JFK Assassination Forum

JFK Assassination Plus General Discussion & Debate => JFK Assassination Plus General Discussion And Debate => Topic started by: Tom Graves on June 15, 2025, 12:03:04 PM

Title: "Mr. Papich would like to know . . . "
Post by: Tom Graves on June 15, 2025, 12:03:04 PM

Note: The handwriting in CIA Document 592-252B https://www.maryferrell.org/showDoc.html?docId=77234#relPageId=3 has been identified by author (and CIA documents expert) John M. Newman as that of probable KGB “mole” Bruce Solie.

Background:

Sam Papich was the FBI’s liaison to the CIA. On 2 November 1959, three days after Lee Harvey Oswald defected to the USSR, Papich, having read about the defection in the papers and/or been told about it by his FBI colleagues, called CIA Counterintelligence Chief James Angleton’s liaison to the FBI, Jane Roman, and asked her if she knew anything about Oswald.
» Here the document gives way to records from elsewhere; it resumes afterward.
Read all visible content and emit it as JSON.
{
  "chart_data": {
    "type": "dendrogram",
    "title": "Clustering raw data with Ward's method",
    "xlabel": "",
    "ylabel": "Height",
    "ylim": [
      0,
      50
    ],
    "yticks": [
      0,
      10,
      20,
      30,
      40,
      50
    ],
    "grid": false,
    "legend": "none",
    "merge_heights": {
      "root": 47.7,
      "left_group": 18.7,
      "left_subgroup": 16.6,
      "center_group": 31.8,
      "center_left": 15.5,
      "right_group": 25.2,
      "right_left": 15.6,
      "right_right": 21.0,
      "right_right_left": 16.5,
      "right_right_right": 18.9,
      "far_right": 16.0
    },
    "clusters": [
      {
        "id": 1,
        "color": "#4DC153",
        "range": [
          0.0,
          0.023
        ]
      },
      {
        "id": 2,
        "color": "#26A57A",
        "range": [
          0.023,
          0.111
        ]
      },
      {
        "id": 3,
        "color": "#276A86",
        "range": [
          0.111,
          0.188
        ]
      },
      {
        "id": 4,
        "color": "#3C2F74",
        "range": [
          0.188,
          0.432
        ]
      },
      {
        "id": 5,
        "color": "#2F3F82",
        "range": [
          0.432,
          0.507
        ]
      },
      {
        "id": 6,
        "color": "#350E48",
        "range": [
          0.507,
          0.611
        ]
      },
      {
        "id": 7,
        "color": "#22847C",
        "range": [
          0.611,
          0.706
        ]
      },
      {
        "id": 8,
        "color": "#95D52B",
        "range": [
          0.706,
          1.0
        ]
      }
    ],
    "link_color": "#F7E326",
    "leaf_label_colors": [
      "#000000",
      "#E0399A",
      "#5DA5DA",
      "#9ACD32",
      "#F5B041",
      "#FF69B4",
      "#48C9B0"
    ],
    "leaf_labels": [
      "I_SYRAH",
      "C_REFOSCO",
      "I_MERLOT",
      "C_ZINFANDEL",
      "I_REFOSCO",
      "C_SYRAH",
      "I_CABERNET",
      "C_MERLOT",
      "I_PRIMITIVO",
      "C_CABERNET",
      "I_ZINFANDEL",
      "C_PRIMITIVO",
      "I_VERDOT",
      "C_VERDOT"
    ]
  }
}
Roman didn’t but told Papich that she’d check with the CIA’s Office of Security and let him know. She sent the above query to Solie that same day, and two days later, Solie told her in so many words (above) that he had spoken with Papich and told him, “No.”

What’s interesting is that someone, probably Solie, had arranged in advance with the Records Integration Division and the Office of Mail Logistics for all non-CIA cables about Oswald’s (upcoming) defection to be sent to Solie’s office in the Office of Security rather than to where they would normally go — the Soviet Russia Division.
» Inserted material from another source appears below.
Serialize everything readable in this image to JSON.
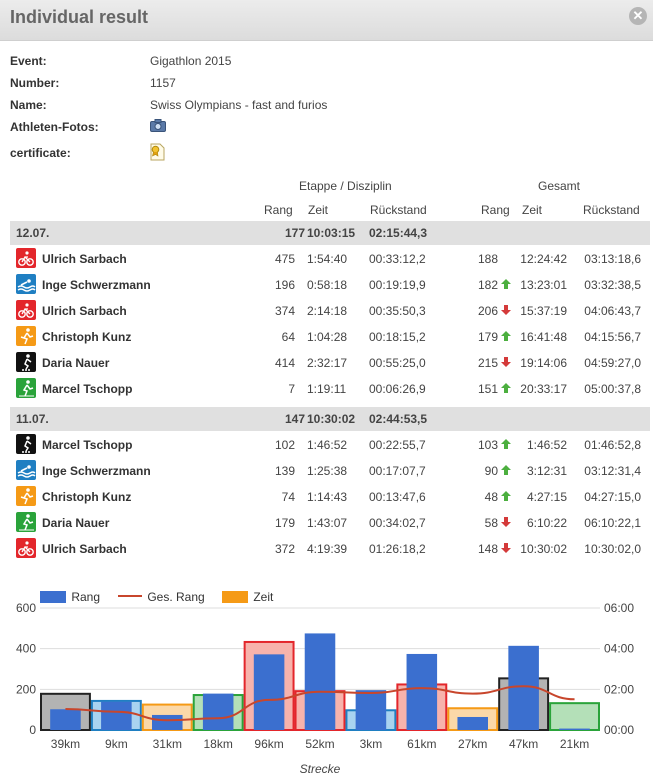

Equally interesting in the fact that the Navy Department, having received an ominous cable about Oswald’s defection from its attaché in Moscow, sent the FBI and the CIA a cable on 4 November advising them that Oswald had threatened to commit espionage against the U.S.

Solie had, therefore, possibly received this cable before he’d answered Papich’s question and sent the above reply to Roman.

What’s probably most interesting of all, however, is the fact that this ominous-sounding Navy Department cable, like Consul Richard Snyder’s equally threatening cable to State and CIA, disappeared into a “black hole” in Solie’s office and didn’t resurface at the CIA until thirty-one days later, when it finally arrived at Angleton’s mole-hunting Special Interest Group (CI/SIG).

That, and the fact that it (and Snyder's cable) didn’t become known in other parts of the CIA until after the assassination of JFK.

PS What I find particularly fascinating is that on 19 June 1964, Angleton, in an attempt to convince a KGB defector, Anatoliy Golitsyn, to continue working with Solie, told Golitsyn in the presence of CIA’s David E. Murphy and Ray Rocca that Solie’s office (the Research Branch of the Office of Security’s mole-hunting Security Research Staff) was the only office he was absolutely sure wasn’t penetrated by the KGB. (Scroll to digital page 48) https://www.maryferrell.org/showDoc.html?docId=95595#relPageId=48&search=office Note: "S" = Golitsyn (his codename was John Stone), "A" = Angleton, "M" = Murphy, and "R" = Rocca

LOL!

Oh, and the fact that Newman believes that Solie (who “cleared” false defector Yuri Nosenko in October 1968) had sent (or duped Angleton into sending) Oswald to Moscow in late 1959 as an ostensible “dangle” in a (unbeknownst to Angleton and Oswald) planned-to-fail hunt for “Popov’s U-2 Mole” (Solie) in the wrong part of the CIA — the Soviet Russia Division.

. . . . . . . .

Note: In footnote 98 on page 48 in his 2022 book, Uncovering Popov’s Mole, National Archives denizen John M. Newman writes:

The original CIA document 592-252B, appears to have been changed, with "Mr. Papich" having been whited out and the unfamiliar initials "RBI" placed in the space. The real document with Papich's name was released in 1993 in the CIA's 201 file on Oswald. That it was Papich who made the "oral" request to CIA's Counterintelligence Liaison element [Jane Roman] is recorded in the CIA released documents list.